The breach was first discovered after visitors to the archive.org website encountered a Javascript alert from the hacker claiming a successful attack. Stolen user data, including email addresses, usernames, password change timestamps, and bcrypt-hashed passwords, was confirmed by security researcher Troy Hunt, who runs the Have I Been Pwned (HIBP) data breach notification service.
The size of the stolen data file is estimated to be 6.4GB and was named “ia_users.sql.” The most recent record timestamp suggests the breach occurred on September 28th, 2024.
Troy Hunt verified the legitimacy of the data by contacting users listed in the database, including cybersecurity expert Scott Helme. Scott confirmed a match between his password stored in a password manager and the bcrypt-hashed password found in the leaked data. Additionally, the timestamp in the leaked data aligned with the date Helme last changed his password.
Troy Hunt attempted to contact the Internet Archive regarding the breach but has not received a response. The organization was previously targeted by a DDoS attack earlier this week, claimed by the BlackMeta hacktivist group. Whether the DDoS attack and the data breach are connected is currently unknown.

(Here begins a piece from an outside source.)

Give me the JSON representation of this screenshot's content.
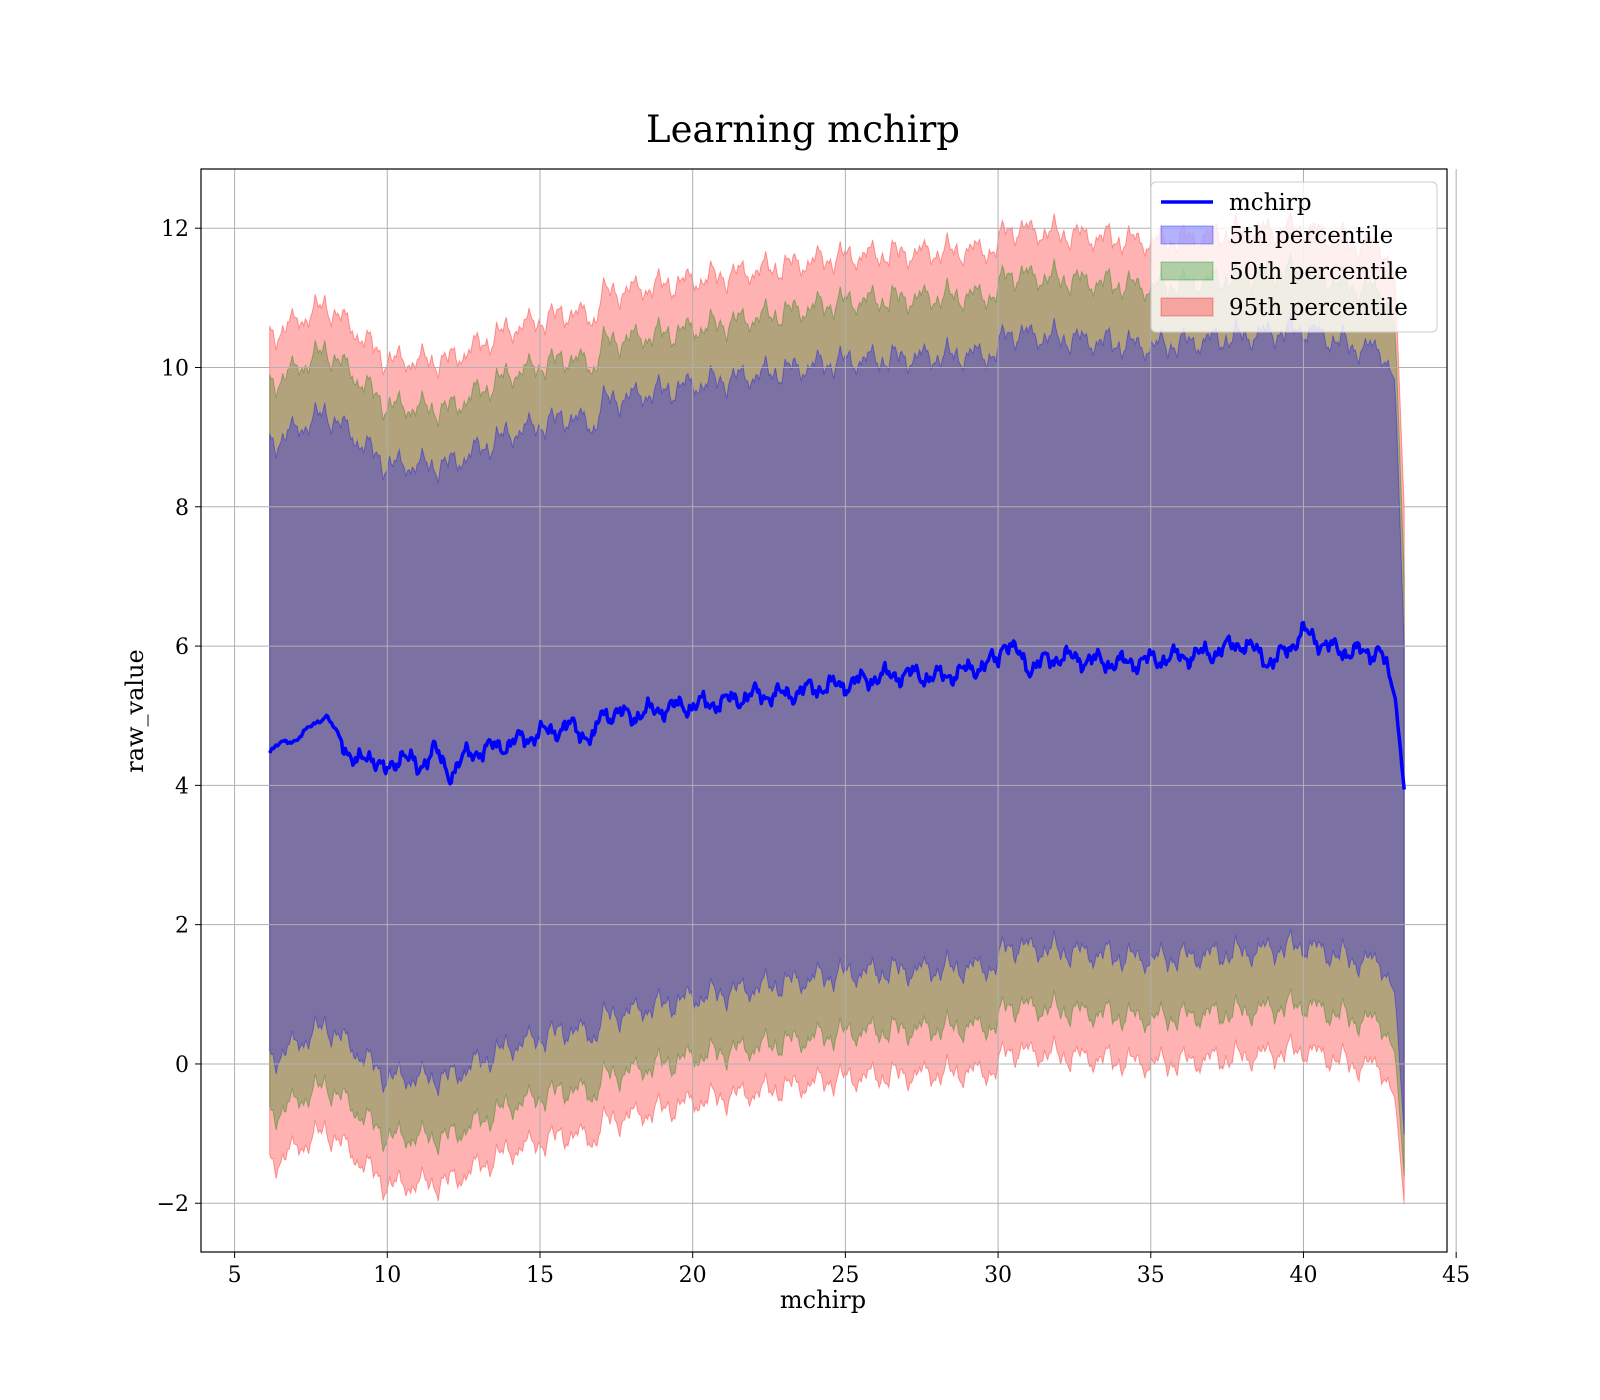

The severity of the breach lies in the potential compromise of user passwords. While bcrypt hashing makes it difficult to crack passwords directly, hackers could attempt techniques like “rainbow table” attacks or brute force methods to gain access to user accounts.
Here’s what Internet Archive users can do:
- Change your password immediately: Create a strong, unique password for your Internet Archive account and any other account where you might have used the same password.
- Enable two-factor authentication (2FA): If available, activate 2FA on your Internet Archive account to add an extra layer of security.
- Monitor your email for breach notifications: Keep an eye on your inbox for messages from HIBP or the Internet Archive regarding the breach. You can also visit the HIBP website and enter your email address to check if your data was compromised.
The Internet Archive has yet to publicly acknowledge the breach. This incident highlights the importance of strong password management and the need for organizations to prioritize data security.